The genetically engineered rodents suffered from an eye disease similar to macular degeneration, the leading cause of vision loss in people older than 55. But after receiving injections of retinal tissue generated from human embryonic stem cells, the rodents' vision did not deteriorate and, researchers say, proved to be 100 per cent better than untreated rats.
The work not only represents a new possibility for treating an incurable condition on the rise, but also a strategic bit of ammunition for those fighting for the potential medical value of human embryonic stem cells.
"People are saying this stuff [stem-cell therapies] is decades away and with this we're saying, 'No, we've shown you can do this sooner, with large numbers of cells that are reliable and look to clinical trials,' " said study leader Robert Lanza, who is scientific director at the U.S. biotech firm Advanced Cell Technology. "We rescued the visual function in these rats, rats that would have otherwise gone blind."
Related to this article Latest Comments Start a conversation on this story Macular degeneration involves the deterioration of retinal tissue crucial for central vision tasks such as reading and driving. Light-sensitive cells in the macula, known as photoreceptors, transmit signals to the brain and losing them can result in blind spots and blurred vision. More than a third of Canadians older than 55 will develop the condition that already affects 30 million people worldwide.

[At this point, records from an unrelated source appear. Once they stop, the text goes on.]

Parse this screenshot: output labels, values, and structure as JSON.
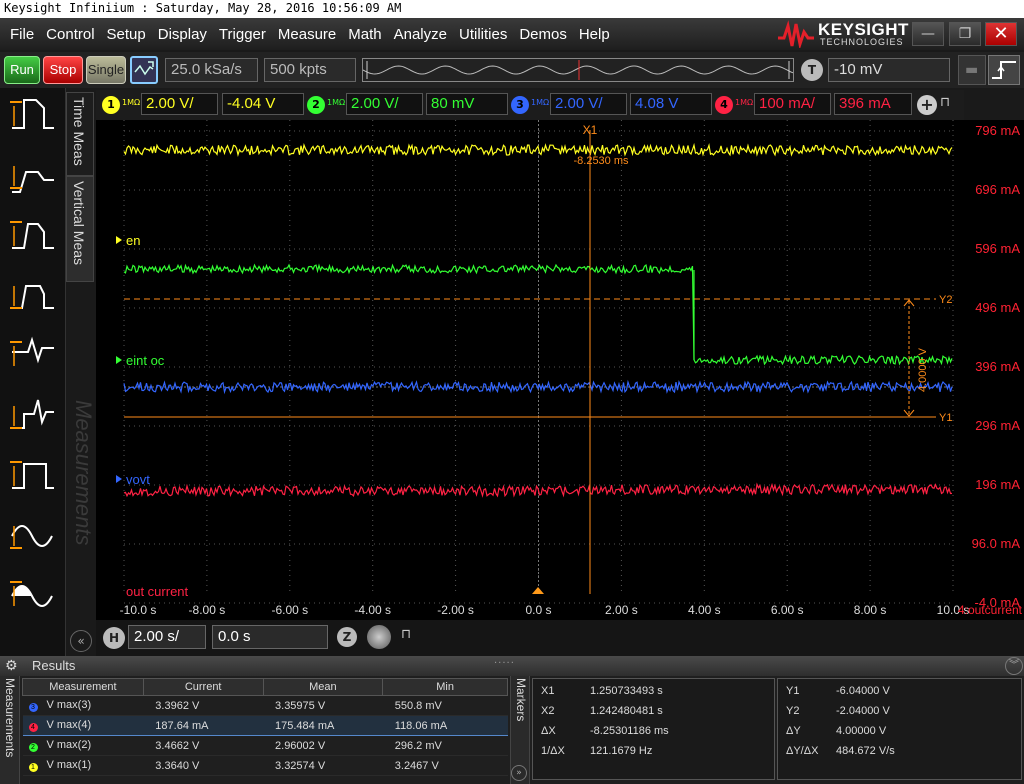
{
  "window": {
    "title": "Keysight Infiniium : Saturday, May 28, 2016 10:56:09 AM",
    "brand": "KEYSIGHT",
    "brand_sub": "TECHNOLOGIES"
  },
  "menu": [
    "File",
    "Control",
    "Setup",
    "Display",
    "Trigger",
    "Measure",
    "Math",
    "Analyze",
    "Utilities",
    "Demos",
    "Help"
  ],
  "toolbar": {
    "run": "Run",
    "stop": "Stop",
    "single": "Single",
    "sample_rate": "25.0 kSa/s",
    "memory_depth": "500 kpts",
    "trigger_badge": "T",
    "trigger_level": "-10 mV"
  },
  "side_tabs": {
    "time_meas": "Time Meas",
    "vertical_meas": "Vertical Meas",
    "watermark": "Measurements"
  },
  "channels": [
    {
      "num": "1",
      "impedance": "1MΩ",
      "scale": "2.00 V/",
      "offset": "-4.04 V",
      "color": "#ffff22"
    },
    {
      "num": "2",
      "impedance": "1MΩ",
      "scale": "2.00 V/",
      "offset": "80 mV",
      "color": "#33ff33"
    },
    {
      "num": "3",
      "impedance": "1MΩ",
      "scale": "2.00 V/",
      "offset": "4.08 V",
      "color": "#3366ff"
    },
    {
      "num": "4",
      "impedance": "1MΩ",
      "scale": "100 mA/",
      "offset": "396 mA",
      "color": "#ff2244"
    }
  ],
  "waveform_labels": {
    "ch1": "en",
    "ch2": "eint oc",
    "ch3": "vovt",
    "ch4": "out current",
    "ch4_axis": "4:outcurrent"
  },
  "markers_overlay": {
    "x1_label": "X1",
    "x1_time": "-8.2530 ms",
    "y1_label": "Y1",
    "y2_label": "Y2",
    "dy_label": "4.0000 V"
  },
  "y_ticks": [
    "796 mA",
    "696 mA",
    "596 mA",
    "496 mA",
    "396 mA",
    "296 mA",
    "196 mA",
    "96.0 mA",
    "-4.0 mA"
  ],
  "x_ticks": [
    "-10.0 s",
    "-8.00 s",
    "-6.00 s",
    "-4.00 s",
    "-2.00 s",
    "0.0 s",
    "2.00 s",
    "4.00 s",
    "6.00 s",
    "8.00 s",
    "10.0 s"
  ],
  "timebase": {
    "badge": "H",
    "time_per_div": "2.00 s/",
    "delay": "0.0 s",
    "zoom": "Z"
  },
  "results": {
    "title": "Results",
    "side_tab": "Measurements",
    "columns": [
      "Measurement",
      "Current",
      "Mean",
      "Min"
    ],
    "rows": [
      {
        "ch": "3",
        "color": "#3366ff",
        "name": "V max(3)",
        "current": "3.3962 V",
        "mean": "3.35975 V",
        "min": "550.8 mV"
      },
      {
        "ch": "4",
        "color": "#ff2244",
        "name": "V max(4)",
        "current": "187.64 mA",
        "mean": "175.484 mA",
        "min": "118.06 mA"
      },
      {
        "ch": "2",
        "color": "#33ff33",
        "name": "V max(2)",
        "current": "3.4662 V",
        "mean": "2.96002 V",
        "min": "296.2 mV"
      },
      {
        "ch": "1",
        "color": "#ffff22",
        "name": "V max(1)",
        "current": "3.3640 V",
        "mean": "3.32574 V",
        "min": "3.2467 V"
      }
    ],
    "selected_row": 1
  },
  "markers_panel": {
    "tab": "Markers",
    "x": [
      {
        "label": "X1",
        "value": "1.250733493 s"
      },
      {
        "label": "X2",
        "value": "1.242480481 s"
      },
      {
        "label": "ΔX",
        "value": "-8.25301186 ms"
      },
      {
        "label": "1/ΔX",
        "value": "121.1679 Hz"
      }
    ],
    "y": [
      {
        "label": "Y1",
        "value": "-6.04000 V"
      },
      {
        "label": "Y2",
        "value": "-2.04000 V"
      },
      {
        "label": "ΔY",
        "value": "4.00000 V"
      },
      {
        "label": "ΔY/ΔX",
        "value": "484.672 V/s"
      }
    ]
  }
}
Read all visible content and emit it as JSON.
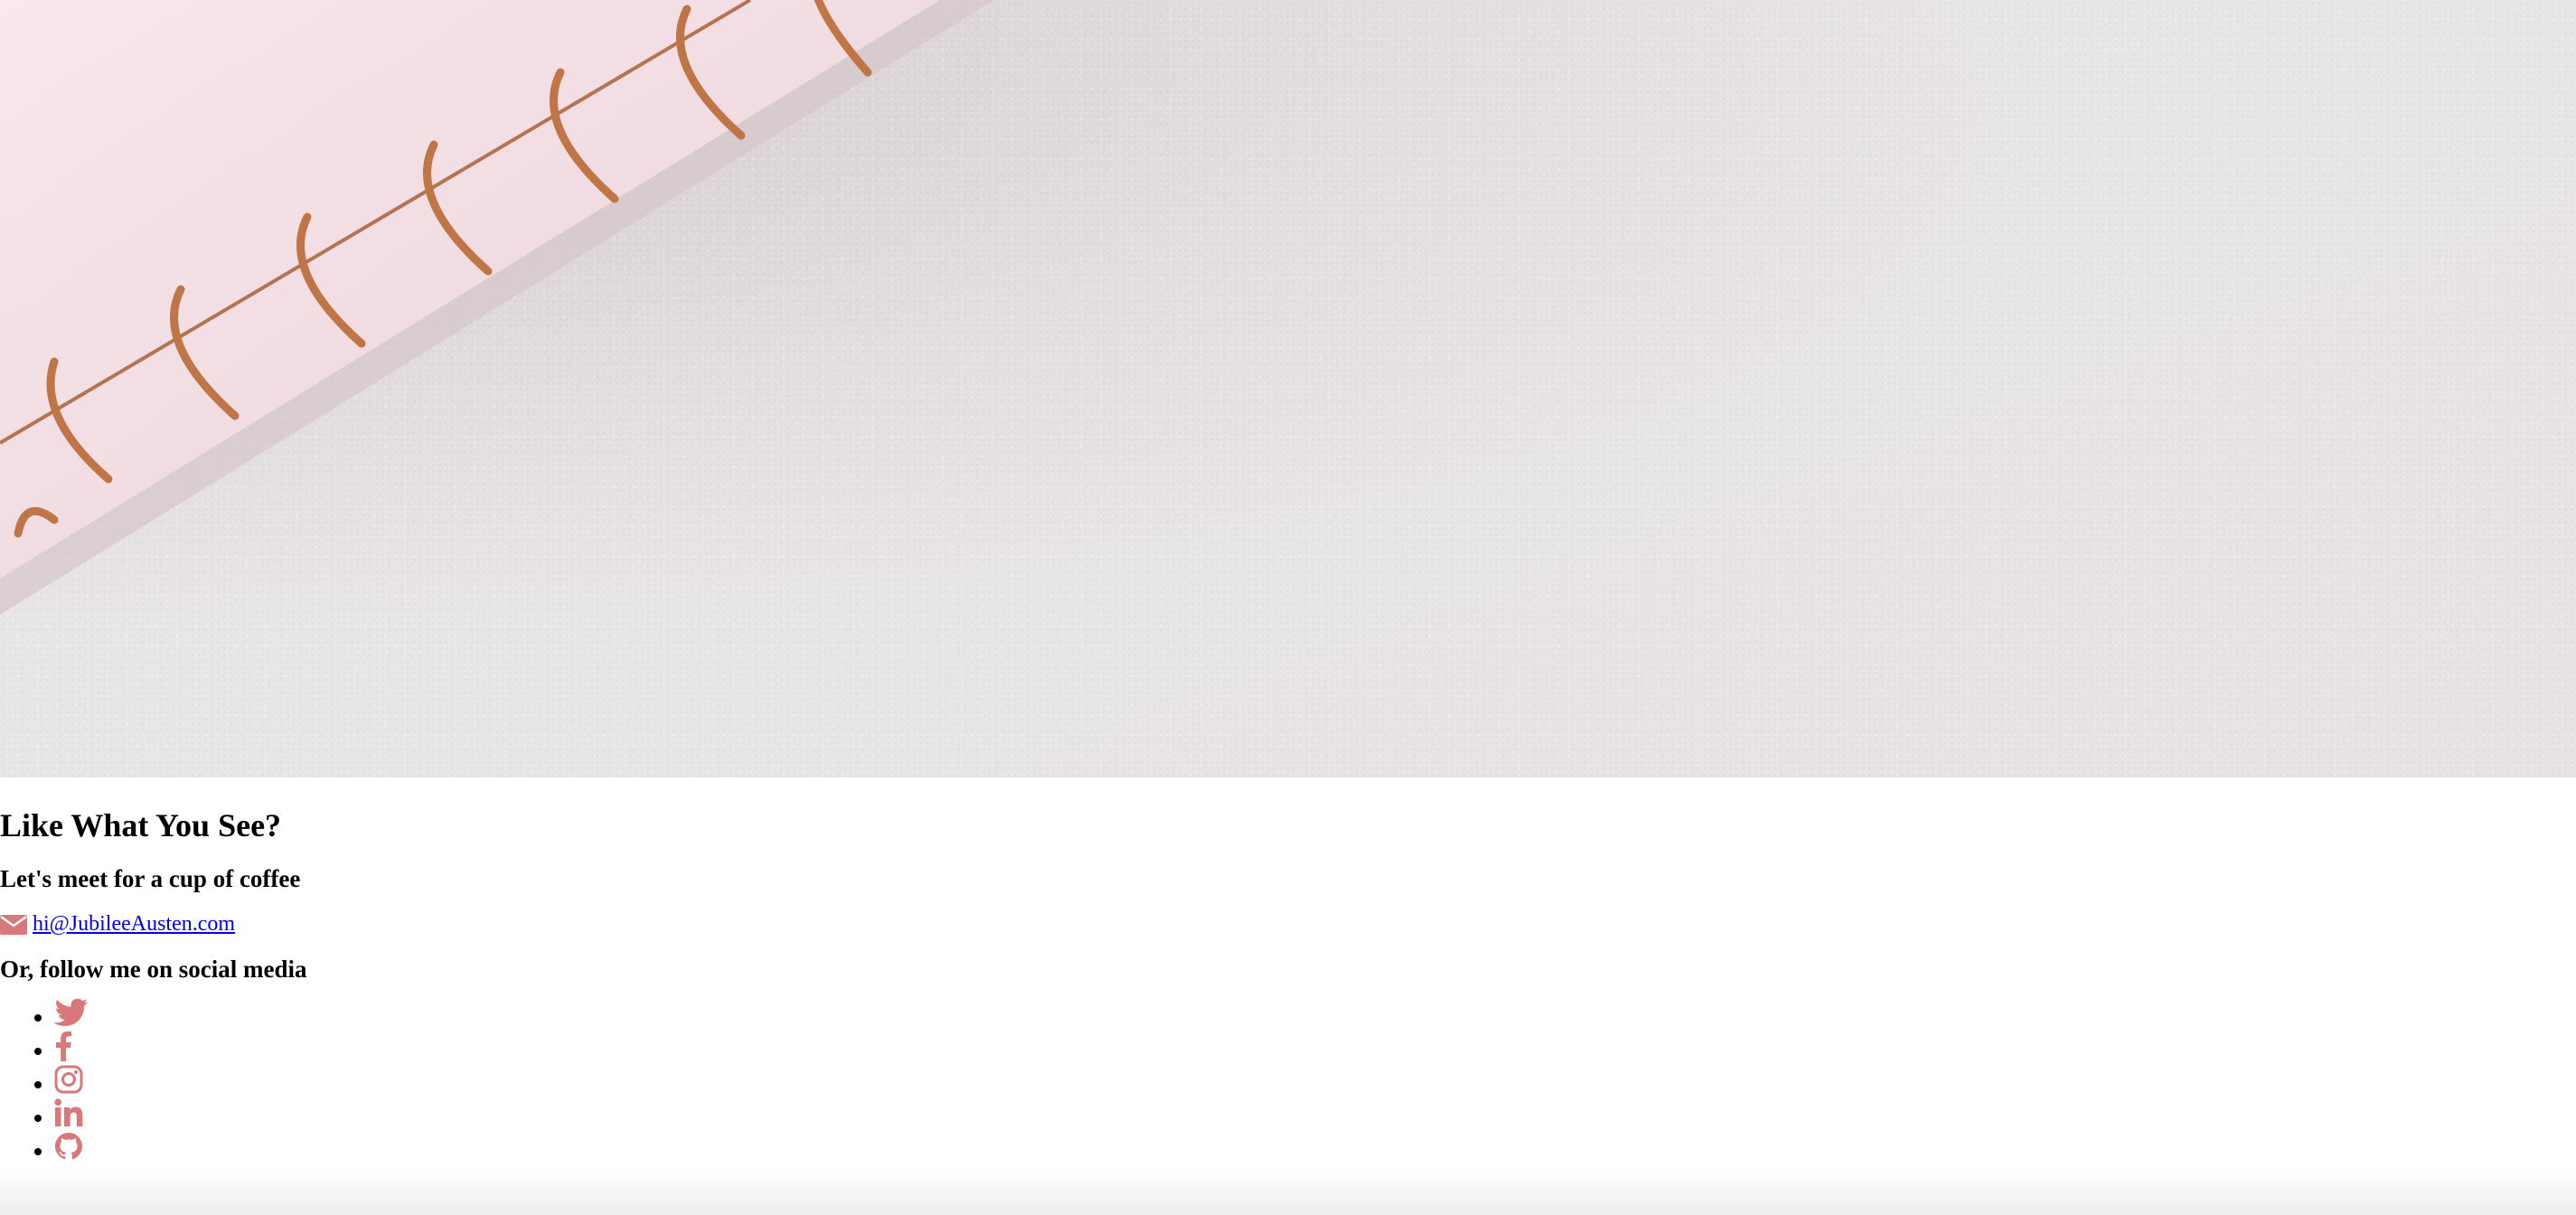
{
  "hero": {
    "image": "notebook-spiral-photo"
  },
  "contact": {
    "heading": "Like What You See?",
    "subheading": "Let's meet for a cup of coffee",
    "email": {
      "icon": "envelope-icon",
      "label": "hi@JubileeAusten.com"
    },
    "social_heading": "Or, follow me on social media",
    "social_links": [
      {
        "icon": "twitter-icon"
      },
      {
        "icon": "facebook-icon"
      },
      {
        "icon": "instagram-icon"
      },
      {
        "icon": "linkedin-icon"
      },
      {
        "icon": "github-icon"
      }
    ]
  },
  "colors": {
    "accent": "#d9787a",
    "link": "#0000ee"
  }
}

A key challenge for any therapy that would rely on stem cells is being able to produce enough of the tissue needed for a given treatment. But the researchers report in this week's issue of the journal Cloning and Stem Cells that they succeeded in growing 67 good-quality batches of retinal cells from 18 different human embryonic stem-cell lines.

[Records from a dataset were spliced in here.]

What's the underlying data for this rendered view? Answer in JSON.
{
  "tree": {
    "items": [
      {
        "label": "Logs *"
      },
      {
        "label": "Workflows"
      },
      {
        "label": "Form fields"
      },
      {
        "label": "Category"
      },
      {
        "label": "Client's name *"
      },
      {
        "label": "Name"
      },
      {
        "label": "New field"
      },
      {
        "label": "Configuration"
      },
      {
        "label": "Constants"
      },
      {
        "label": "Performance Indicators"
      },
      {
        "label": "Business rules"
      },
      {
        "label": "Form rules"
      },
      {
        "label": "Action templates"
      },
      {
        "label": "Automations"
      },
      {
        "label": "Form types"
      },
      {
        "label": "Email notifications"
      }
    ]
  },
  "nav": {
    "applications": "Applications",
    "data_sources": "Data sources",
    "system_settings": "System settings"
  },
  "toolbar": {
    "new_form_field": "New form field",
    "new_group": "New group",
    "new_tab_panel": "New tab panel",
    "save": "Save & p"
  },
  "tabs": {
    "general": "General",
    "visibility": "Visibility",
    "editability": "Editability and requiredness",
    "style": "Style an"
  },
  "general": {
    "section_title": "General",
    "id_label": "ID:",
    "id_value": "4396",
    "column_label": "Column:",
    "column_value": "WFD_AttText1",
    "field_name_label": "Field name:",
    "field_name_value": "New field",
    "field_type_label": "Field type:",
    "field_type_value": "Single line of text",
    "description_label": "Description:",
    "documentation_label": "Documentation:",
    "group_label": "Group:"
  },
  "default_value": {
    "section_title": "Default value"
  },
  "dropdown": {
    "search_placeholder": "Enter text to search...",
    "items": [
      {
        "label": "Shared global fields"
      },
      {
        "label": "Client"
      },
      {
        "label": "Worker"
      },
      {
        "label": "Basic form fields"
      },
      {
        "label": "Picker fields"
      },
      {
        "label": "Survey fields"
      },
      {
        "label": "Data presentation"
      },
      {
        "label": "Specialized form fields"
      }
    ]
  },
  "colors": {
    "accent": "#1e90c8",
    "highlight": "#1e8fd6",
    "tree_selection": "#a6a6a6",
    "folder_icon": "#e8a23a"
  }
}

While animal studies are continuing, Dr. Lanza's group is now generating large numbers of particular retinal cells with the hope of applying next year to test them in vision-impaired patients.
"We're in the process of creating these cells under Good Manufacturing Practices and getting ready to supply them for human clinical trials," he said. (Good Manufacturing Practices are regulations set up by the U.S. and Canadian governments for the manufacture of medicines.)
A great gap lies between treating rats and treating people and Dr. Lanza acknowledged certain safety questions must still be answered. For one, rats in this study received the implants not long after birth and it is unclear how well older human eyes would accept new tissues.
There was no evidence of serious side effects or abnormal tissue growths -- a particular concern with any stem-cell therapy because stem cells are prized for their power to multiply indefinitely and mature into the various tissue types that make up the human body. But the rats were followed for only 100 days. Dr. Lanza said ongoing studies are expected to follow the animals for about a year.
Mick Bhatia, scientific director of the Stem Cell and Cancer Research Institute at McMaster University in Hamilton, applauded the work for being one of few that has made the leap of "getting [stem cells] out of the dish and into a living animal."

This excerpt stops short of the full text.